La conducción sindical también apuntó contra lo que calificó como una estrategia de confrontación impulsada por la gestión provincial.
Según ADOSAC, en lugar de resolver los problemas estructurales de la educación pública —como salarios por debajo de la línea de pobreza, escuelas en malas condiciones e incumplimientos paritarios— el Gobierno eligió premiar a un sector y castigar económicamente a otro.
La entidad considera que el objetivo es desalentar futuras medidas de fuerza y debilitar la organización sindical.
Un conflicto que sigue abierto
El enfrentamiento entre el Gobierno y la docencia continúa escalando en una provincia atravesada por conflictos salariales en distintos sectores estatales.

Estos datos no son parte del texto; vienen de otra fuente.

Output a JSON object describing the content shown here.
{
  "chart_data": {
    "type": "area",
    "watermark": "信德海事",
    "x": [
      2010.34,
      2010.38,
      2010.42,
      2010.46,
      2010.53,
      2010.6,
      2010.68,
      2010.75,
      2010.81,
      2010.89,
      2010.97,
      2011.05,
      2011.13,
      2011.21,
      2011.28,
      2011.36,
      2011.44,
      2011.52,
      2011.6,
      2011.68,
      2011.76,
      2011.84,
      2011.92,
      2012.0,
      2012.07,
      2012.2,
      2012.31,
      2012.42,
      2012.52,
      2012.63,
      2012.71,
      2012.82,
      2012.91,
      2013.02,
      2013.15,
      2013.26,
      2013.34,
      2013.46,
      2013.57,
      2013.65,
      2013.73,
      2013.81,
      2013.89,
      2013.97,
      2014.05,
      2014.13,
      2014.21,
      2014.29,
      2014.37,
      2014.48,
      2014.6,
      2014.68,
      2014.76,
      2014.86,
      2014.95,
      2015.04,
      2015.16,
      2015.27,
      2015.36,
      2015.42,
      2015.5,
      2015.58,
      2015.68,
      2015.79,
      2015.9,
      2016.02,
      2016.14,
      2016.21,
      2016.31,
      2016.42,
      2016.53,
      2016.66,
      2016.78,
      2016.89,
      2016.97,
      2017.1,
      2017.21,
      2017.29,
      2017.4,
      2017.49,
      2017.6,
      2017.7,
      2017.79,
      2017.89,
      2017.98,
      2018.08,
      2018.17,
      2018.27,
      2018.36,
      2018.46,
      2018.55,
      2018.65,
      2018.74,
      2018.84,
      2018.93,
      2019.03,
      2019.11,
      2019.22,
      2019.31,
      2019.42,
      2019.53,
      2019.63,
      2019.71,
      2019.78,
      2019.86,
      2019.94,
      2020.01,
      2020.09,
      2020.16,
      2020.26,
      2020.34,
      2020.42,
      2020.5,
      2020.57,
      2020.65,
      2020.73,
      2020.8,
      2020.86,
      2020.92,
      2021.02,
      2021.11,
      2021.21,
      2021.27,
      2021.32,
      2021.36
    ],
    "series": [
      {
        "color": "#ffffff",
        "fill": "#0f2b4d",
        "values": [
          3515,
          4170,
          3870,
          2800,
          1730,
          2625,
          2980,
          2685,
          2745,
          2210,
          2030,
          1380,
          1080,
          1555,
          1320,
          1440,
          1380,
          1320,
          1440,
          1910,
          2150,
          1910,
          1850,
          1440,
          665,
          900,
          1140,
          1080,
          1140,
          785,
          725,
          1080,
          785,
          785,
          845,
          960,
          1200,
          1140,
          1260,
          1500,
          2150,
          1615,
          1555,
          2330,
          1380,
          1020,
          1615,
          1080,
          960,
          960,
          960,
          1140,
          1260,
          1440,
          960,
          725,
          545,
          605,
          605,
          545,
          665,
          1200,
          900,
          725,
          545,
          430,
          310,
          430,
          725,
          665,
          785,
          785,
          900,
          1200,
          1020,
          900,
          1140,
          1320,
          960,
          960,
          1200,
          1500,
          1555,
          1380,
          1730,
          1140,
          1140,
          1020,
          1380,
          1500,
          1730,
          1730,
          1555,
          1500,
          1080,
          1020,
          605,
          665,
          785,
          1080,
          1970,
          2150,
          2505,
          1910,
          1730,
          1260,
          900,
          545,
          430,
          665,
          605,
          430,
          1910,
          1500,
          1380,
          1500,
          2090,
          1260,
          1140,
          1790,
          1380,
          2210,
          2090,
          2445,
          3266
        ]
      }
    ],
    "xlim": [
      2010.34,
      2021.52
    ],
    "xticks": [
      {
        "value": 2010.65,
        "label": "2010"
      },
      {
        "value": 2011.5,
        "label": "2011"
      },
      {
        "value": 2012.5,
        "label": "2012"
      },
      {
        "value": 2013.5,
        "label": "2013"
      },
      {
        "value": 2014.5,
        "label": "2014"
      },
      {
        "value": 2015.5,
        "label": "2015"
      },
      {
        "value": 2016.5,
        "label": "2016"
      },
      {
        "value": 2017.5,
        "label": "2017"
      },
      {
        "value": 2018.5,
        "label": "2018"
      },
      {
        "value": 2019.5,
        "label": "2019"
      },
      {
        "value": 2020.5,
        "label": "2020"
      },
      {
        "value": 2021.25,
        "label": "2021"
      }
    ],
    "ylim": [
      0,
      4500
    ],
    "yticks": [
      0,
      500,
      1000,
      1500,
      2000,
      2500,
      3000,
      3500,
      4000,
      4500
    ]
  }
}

Mientras el Ejecutivo insiste en diferenciar entre quienes prestaron servicios y quienes realizaron huelga, ADOSAC sostiene que se está utilizando dinero público para profundizar la división entre trabajadores, en lugar de destinar esos recursos a una solución de fondo para toda la comunidad educativa.
Finalmente, el sindicato convocó a mantener la unidad de la docencia santacruceña y reiteró que la educación pública necesita salarios dignos, escuelas en condiciones y un Gobierno dispuesto a dialogar, no medidas que —según denuncian— buscan disciplinar mediante premios y castigos.